House - 16th/17th century, Castlecarra, Co. Mayo
Co. Mayo |
House
On the eastern shore of Lough Carra in County Mayo, the remnants of a house dating to the sixteenth or seventeenth century survive as a scheduled monument, though the details of its construction, ownership, and history remain largely unrecorded in any publicly accessible form.
Lough Carra itself is a marl lake, its pale, almost turquoise water coloured by calcium carbonate deposits on the lakebed, and the landscape around it carries an unusually dense concentration of early and medieval remains. A house of this period in such a setting raises immediate questions: who built it, under what circumstances, and what relationship did it bear to the broader upheavals of plantation-era Connacht?

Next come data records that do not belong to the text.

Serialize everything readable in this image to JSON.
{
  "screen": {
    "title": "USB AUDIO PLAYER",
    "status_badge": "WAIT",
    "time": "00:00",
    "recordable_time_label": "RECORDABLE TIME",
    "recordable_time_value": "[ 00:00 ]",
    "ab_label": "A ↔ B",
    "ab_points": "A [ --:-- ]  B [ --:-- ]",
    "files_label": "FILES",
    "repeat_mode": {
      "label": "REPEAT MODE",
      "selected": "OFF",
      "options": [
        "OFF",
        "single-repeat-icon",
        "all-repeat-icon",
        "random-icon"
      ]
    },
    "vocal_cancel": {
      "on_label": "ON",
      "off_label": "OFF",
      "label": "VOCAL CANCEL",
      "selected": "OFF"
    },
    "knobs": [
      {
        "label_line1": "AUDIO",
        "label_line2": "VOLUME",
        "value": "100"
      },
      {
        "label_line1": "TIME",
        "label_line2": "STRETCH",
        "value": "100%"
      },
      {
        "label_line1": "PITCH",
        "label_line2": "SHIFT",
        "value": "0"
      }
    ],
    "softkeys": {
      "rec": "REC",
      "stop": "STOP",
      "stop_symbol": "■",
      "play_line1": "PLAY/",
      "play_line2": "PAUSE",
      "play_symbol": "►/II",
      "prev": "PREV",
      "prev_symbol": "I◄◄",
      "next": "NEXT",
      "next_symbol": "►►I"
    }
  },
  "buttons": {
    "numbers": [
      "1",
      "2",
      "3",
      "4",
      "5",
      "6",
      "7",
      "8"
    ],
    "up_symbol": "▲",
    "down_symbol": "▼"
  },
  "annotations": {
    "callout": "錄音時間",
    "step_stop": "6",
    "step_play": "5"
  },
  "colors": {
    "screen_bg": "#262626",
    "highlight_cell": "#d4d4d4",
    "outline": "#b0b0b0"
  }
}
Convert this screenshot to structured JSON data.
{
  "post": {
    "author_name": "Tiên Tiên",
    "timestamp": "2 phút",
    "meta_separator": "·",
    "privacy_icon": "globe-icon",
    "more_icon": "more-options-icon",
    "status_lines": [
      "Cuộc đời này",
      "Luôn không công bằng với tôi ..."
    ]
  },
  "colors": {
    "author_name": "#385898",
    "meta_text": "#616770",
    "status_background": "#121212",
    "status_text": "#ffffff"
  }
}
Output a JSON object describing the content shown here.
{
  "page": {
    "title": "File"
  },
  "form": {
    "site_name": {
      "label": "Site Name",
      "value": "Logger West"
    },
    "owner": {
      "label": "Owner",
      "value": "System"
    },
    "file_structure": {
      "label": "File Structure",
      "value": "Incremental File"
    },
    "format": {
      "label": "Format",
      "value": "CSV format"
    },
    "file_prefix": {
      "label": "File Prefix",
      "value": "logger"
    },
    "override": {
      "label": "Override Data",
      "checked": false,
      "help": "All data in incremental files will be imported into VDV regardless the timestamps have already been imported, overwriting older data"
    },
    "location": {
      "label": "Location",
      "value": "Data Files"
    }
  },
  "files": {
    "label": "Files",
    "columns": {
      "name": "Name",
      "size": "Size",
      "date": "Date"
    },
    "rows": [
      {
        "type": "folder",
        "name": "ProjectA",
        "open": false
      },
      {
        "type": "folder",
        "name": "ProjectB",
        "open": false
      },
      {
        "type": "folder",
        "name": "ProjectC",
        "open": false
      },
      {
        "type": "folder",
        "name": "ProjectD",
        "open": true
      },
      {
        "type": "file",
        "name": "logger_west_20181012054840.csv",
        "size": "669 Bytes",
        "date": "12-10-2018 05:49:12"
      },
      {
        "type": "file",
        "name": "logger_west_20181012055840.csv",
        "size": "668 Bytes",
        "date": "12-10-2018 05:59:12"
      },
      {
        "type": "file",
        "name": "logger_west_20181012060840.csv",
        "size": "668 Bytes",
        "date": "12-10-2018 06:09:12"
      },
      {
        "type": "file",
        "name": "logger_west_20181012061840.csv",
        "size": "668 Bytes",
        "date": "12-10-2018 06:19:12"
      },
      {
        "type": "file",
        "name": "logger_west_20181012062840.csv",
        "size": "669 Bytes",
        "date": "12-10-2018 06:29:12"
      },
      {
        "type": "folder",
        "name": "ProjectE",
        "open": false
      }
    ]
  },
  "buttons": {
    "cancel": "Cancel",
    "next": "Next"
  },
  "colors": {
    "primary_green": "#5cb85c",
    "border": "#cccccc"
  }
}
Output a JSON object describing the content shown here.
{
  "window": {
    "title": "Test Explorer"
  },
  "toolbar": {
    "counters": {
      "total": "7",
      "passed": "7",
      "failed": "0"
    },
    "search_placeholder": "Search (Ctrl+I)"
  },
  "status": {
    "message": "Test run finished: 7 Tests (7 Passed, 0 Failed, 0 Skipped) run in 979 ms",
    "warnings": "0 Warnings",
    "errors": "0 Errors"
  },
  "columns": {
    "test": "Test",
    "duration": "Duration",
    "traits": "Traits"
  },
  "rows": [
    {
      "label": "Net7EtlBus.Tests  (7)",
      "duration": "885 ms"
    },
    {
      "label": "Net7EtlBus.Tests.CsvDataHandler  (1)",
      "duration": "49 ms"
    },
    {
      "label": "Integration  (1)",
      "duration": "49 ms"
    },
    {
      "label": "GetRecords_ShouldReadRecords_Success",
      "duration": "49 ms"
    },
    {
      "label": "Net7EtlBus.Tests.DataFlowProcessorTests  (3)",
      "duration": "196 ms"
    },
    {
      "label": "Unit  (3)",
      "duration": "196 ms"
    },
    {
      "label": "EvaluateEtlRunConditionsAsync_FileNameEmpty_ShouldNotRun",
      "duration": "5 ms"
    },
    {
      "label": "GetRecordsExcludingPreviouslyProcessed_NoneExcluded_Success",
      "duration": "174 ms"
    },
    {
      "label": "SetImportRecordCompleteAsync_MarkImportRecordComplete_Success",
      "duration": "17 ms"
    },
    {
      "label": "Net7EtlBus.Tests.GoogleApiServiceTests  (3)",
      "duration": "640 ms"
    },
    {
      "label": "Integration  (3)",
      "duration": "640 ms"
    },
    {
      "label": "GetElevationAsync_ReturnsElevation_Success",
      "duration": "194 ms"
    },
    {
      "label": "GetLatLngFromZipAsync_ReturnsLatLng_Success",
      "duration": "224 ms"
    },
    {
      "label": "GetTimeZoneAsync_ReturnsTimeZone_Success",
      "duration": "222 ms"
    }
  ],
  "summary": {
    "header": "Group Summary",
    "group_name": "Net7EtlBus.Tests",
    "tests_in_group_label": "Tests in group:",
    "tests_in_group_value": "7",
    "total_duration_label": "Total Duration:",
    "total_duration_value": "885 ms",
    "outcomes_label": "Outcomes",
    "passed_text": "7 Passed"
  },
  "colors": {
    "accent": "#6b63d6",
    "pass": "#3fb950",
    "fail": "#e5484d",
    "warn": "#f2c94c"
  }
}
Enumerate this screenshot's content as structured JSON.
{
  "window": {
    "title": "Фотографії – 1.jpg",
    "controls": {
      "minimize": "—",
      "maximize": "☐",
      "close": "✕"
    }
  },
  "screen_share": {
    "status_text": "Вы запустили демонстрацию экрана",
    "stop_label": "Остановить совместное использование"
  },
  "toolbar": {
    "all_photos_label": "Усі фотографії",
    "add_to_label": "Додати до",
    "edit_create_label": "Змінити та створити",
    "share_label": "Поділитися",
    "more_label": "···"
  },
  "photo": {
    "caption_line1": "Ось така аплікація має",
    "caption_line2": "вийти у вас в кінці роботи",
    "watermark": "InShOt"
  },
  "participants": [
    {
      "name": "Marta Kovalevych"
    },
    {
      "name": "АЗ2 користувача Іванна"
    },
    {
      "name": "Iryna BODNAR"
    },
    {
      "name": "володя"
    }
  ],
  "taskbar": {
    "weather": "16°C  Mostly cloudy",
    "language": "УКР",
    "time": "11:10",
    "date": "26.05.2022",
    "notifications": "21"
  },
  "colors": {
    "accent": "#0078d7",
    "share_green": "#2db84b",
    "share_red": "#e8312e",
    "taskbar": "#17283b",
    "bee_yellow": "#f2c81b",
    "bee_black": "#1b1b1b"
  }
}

Castlecarra, as a placename, points to a castle or fortified structure in the vicinity, and the sixteenth and seventeenth centuries in this part of Mayo were a period of considerable turbulence. The Burke family, a powerful Hiberno-Norman dynasty, had long dominated much of Connacht, and the gradual extension of English administrative control during this era reshaped landholding patterns across the region. A house of this date might represent a tower house dependency, a planted settler's dwelling, or a transitional structure built by a Gaelic or Old English family adapting to changed political conditions. Without surviving fabric descriptions or documentary records attached to the site, any of these possibilities remains open.